であれば、真っ向から受けて立つ他ないだろう。
シグレは指輪を変形させた大盾を構え、重心を落として突進を受けようとする。

『ゆくぞ!我が奥義、超過神斬オーバースラスト!』

猛突するジークフリートがそう叫ぶと、シグレが吹き飛んだ・・・・・・・・・

「やられた…!」

俊足の突撃とともに繰り出された、比喩なしで神速の刺突、およそ大剣には似合わない攻撃方法だが、あの速度と力量であれば、刺突それは一撃必殺の武技となる。
ましてやそれは龍化した肉体が元に戻るほど、正真正銘全身全霊を賭けた、言わば英雄の一撃・・・・・であったなら、相手に訪れるのは無慈悲な死である。
一瞬で時速数百kmにまで加速し、壁や地面を貫通しながら数百m吹き飛んだ結果、大盾は無残に砕け散り、幾重もの結界を貫通してダメージを与え、シグレの腹には大穴が開いていた。
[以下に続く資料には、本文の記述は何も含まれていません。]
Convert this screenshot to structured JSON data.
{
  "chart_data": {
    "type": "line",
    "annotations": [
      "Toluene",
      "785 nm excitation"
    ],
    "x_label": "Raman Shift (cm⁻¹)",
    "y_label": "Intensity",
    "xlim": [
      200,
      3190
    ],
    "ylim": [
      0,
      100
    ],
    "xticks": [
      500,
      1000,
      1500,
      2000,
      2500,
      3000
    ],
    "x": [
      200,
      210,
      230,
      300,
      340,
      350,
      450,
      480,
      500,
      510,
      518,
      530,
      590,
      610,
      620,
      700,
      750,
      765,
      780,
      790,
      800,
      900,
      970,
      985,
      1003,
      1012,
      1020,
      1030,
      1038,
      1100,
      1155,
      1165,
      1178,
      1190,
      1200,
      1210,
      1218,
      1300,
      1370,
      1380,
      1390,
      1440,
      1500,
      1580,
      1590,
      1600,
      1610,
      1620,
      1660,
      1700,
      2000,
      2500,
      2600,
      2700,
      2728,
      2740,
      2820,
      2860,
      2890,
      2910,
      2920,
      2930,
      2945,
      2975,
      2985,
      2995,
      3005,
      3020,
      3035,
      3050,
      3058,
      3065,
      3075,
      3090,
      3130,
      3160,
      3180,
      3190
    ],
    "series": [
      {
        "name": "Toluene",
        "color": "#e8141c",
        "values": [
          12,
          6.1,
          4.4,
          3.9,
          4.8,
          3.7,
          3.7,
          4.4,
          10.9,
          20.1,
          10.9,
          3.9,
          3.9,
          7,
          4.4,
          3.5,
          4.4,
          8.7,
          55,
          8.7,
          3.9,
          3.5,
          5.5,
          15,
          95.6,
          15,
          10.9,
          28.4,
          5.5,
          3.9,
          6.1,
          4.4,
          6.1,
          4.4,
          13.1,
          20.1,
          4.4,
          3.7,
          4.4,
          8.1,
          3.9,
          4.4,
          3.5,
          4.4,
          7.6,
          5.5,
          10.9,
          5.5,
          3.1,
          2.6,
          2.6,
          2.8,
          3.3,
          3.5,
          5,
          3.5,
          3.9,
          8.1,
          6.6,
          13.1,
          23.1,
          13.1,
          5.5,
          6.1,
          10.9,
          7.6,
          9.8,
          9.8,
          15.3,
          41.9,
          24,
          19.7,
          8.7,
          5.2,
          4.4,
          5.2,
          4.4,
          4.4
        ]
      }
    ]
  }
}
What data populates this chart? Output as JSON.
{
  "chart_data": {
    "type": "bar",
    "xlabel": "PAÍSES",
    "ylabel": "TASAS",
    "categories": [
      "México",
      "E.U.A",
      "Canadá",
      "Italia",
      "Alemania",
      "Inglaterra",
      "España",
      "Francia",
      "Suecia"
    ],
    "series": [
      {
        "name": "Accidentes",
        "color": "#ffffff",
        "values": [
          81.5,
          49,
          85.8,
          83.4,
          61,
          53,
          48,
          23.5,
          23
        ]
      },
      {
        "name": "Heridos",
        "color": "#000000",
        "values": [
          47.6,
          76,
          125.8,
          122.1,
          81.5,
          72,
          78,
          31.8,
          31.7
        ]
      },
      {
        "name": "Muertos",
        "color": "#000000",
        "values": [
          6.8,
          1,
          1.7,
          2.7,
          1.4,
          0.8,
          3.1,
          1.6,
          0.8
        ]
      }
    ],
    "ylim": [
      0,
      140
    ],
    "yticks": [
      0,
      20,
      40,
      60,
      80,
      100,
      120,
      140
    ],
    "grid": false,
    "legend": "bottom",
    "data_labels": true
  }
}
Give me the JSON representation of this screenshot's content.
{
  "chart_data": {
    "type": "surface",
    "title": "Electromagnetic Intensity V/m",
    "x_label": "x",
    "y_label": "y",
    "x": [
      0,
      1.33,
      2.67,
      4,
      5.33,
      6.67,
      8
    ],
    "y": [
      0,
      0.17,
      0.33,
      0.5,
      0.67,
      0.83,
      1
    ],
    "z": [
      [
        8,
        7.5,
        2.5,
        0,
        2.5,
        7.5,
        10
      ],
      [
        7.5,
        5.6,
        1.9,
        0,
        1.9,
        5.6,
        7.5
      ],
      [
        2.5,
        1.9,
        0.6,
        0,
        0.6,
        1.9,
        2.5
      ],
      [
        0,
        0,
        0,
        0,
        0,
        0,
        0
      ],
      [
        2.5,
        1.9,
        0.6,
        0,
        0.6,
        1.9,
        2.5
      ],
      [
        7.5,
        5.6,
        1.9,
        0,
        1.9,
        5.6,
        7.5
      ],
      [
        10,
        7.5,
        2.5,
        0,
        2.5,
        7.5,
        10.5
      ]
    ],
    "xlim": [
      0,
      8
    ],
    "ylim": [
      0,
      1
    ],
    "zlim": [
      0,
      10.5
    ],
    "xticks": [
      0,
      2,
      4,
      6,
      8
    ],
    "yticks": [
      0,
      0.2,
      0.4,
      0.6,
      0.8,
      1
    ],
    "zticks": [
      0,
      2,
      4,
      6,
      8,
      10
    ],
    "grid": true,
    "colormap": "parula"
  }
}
即座に死神の権能により死を免れたシグレは、負けじと全方位攻撃を浴びせかける。
即死級の威力を内包した魔法が、心器によって創り出された古代の神獣の咆哮がジークフリートに襲いかかる。

『この程度で我が防護は貫けんとまだ分からないか!』

そう言って関係なく再び突進してきたジークフリートの背中に、骨の体を持った小さな獣が飛び乗った。